Highlights of the Lean Lego Game Played at Covetrus
In Round 1, the teams are instructed build in batches of five. Each assembler may only pass on to the next once they have completed five. The assemblers pass their pieces across the table to cause some chaos. The inspector measures how long it takes to get the first batch of five through, the number of defects and the total widgets produced. If the total produced is not a factor of five, we know they are trying to pull a fast one on us. We typically find there is poor performance in terms of process lead time because of the WIP and see only five or 10 widgets completed. This round runs for five minutes.
In Round 2 we still make batches of five, but implement a quick change (Kaizen). In this round there is a slight increase in total widgets produced. Quite a bit of WIP continues to cause the process lead time to suck. Round 2 is also five minutes long and we see the same step as the bottleneck.

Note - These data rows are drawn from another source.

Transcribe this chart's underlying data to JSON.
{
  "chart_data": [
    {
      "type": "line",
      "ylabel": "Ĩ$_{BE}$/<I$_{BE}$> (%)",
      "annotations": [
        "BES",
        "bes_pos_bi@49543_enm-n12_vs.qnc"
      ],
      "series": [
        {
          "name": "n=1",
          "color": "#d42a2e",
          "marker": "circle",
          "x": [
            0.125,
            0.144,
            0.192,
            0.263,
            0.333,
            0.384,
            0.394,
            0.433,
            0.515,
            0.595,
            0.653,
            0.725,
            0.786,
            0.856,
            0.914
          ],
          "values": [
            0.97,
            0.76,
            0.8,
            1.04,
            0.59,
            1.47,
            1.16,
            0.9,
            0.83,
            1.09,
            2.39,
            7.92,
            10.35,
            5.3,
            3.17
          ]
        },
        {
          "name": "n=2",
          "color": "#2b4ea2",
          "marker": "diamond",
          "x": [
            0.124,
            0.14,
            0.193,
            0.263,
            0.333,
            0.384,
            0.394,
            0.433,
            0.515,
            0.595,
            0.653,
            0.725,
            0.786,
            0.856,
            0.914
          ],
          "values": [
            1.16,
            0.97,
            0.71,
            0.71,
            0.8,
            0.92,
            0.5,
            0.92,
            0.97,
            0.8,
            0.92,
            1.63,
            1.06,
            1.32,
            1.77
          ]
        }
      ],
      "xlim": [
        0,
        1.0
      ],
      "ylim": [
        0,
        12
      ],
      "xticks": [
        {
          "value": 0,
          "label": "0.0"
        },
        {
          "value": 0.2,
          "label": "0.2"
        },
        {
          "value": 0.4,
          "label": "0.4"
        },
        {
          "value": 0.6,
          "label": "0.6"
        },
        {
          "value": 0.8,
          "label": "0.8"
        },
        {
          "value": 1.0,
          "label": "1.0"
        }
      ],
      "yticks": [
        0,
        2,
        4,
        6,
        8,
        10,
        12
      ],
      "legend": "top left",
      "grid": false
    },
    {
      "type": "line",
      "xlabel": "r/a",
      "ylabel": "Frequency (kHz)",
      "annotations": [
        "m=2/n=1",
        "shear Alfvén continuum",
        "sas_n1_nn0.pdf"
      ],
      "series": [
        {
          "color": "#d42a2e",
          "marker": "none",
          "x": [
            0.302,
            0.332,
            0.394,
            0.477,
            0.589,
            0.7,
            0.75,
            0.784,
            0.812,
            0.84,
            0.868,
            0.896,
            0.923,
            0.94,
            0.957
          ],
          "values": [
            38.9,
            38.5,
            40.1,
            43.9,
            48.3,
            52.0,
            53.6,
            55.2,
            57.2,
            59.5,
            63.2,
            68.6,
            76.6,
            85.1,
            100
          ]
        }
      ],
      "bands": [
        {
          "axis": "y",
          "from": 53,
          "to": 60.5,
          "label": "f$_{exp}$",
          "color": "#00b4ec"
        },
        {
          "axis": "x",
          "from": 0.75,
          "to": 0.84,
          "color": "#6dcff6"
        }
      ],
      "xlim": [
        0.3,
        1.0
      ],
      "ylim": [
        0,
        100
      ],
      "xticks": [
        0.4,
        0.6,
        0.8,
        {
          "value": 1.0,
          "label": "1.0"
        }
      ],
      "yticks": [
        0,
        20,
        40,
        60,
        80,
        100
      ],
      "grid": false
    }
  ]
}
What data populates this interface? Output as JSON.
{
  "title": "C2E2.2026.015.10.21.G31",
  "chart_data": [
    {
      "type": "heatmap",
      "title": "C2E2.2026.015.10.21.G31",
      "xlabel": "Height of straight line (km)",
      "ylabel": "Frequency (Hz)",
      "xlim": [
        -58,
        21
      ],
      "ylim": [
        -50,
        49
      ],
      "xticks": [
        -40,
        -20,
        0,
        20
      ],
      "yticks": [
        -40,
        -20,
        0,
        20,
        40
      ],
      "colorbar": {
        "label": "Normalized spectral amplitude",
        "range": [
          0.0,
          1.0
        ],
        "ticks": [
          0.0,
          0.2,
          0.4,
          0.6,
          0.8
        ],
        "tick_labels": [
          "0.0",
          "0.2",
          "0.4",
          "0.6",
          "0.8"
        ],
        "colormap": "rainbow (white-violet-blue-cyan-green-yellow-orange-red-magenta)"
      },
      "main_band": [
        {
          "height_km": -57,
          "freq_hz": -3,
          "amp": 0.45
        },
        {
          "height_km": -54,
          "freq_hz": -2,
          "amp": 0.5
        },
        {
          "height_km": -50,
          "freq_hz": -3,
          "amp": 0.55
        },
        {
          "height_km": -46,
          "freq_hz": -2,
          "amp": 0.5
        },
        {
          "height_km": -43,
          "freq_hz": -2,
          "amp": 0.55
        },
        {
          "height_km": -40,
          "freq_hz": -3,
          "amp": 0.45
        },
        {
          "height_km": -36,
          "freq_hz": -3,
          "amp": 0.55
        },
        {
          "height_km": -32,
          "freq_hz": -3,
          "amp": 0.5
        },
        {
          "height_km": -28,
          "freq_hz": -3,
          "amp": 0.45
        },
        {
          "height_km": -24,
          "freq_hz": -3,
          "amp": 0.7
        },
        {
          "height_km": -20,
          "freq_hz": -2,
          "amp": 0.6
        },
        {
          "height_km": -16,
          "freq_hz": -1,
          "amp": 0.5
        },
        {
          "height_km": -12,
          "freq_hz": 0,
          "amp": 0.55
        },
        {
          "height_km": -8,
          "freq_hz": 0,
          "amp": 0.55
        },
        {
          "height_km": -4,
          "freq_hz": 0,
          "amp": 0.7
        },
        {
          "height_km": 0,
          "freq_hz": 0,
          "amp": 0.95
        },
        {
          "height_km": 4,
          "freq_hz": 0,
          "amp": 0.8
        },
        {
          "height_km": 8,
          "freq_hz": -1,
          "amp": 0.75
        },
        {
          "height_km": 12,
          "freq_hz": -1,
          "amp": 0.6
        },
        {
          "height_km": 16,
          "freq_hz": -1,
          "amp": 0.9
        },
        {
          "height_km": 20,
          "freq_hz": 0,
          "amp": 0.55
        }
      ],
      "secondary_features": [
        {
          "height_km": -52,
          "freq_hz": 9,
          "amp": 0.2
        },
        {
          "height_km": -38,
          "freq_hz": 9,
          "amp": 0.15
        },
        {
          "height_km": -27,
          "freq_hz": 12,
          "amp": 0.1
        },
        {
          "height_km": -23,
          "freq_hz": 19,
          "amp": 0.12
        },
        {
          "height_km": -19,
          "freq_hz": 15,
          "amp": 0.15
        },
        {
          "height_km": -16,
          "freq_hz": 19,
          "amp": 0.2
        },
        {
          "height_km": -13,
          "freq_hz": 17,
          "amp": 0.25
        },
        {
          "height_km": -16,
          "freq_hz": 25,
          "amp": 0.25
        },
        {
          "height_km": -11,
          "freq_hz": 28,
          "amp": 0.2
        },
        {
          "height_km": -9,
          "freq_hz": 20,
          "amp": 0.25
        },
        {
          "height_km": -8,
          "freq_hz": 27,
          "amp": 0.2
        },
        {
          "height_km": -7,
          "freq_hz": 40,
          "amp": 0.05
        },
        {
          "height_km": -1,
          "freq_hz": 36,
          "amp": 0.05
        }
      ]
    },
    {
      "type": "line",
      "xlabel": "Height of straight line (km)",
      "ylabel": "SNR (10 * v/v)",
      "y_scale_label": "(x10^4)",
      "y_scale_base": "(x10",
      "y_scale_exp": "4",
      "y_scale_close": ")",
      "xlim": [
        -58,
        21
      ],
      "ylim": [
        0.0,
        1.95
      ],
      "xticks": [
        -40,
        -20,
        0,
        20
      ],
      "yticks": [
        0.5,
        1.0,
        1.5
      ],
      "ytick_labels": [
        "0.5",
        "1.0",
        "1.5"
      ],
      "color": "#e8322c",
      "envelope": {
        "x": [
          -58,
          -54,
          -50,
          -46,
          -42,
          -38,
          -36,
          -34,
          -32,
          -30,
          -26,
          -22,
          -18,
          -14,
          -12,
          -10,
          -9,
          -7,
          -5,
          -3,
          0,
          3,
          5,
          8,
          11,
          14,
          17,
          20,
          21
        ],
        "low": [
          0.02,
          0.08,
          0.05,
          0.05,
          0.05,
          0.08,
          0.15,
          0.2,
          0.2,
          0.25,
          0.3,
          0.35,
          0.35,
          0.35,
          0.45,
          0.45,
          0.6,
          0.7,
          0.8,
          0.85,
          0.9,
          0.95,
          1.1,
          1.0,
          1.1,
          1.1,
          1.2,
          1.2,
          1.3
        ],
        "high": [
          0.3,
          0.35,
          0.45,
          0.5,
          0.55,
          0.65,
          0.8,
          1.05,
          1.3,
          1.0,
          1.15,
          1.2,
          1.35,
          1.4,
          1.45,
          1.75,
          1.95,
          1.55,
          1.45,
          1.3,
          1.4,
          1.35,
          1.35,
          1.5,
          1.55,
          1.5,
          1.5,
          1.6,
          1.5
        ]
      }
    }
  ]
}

Round 3 is where the magic happens. The teams stay in a position for flow to happen, only this time they are using a queue and one-piece flow. Each assembler can only work on a widget if the queue in front of them is empty and ready for the next piece of work. Again, we run the round for five minutes. As far as results, well, I don’t want to spoil the fun. But knowing that Round 3 forces us to have less opportunity for WIP, our process lead time performance looks much different.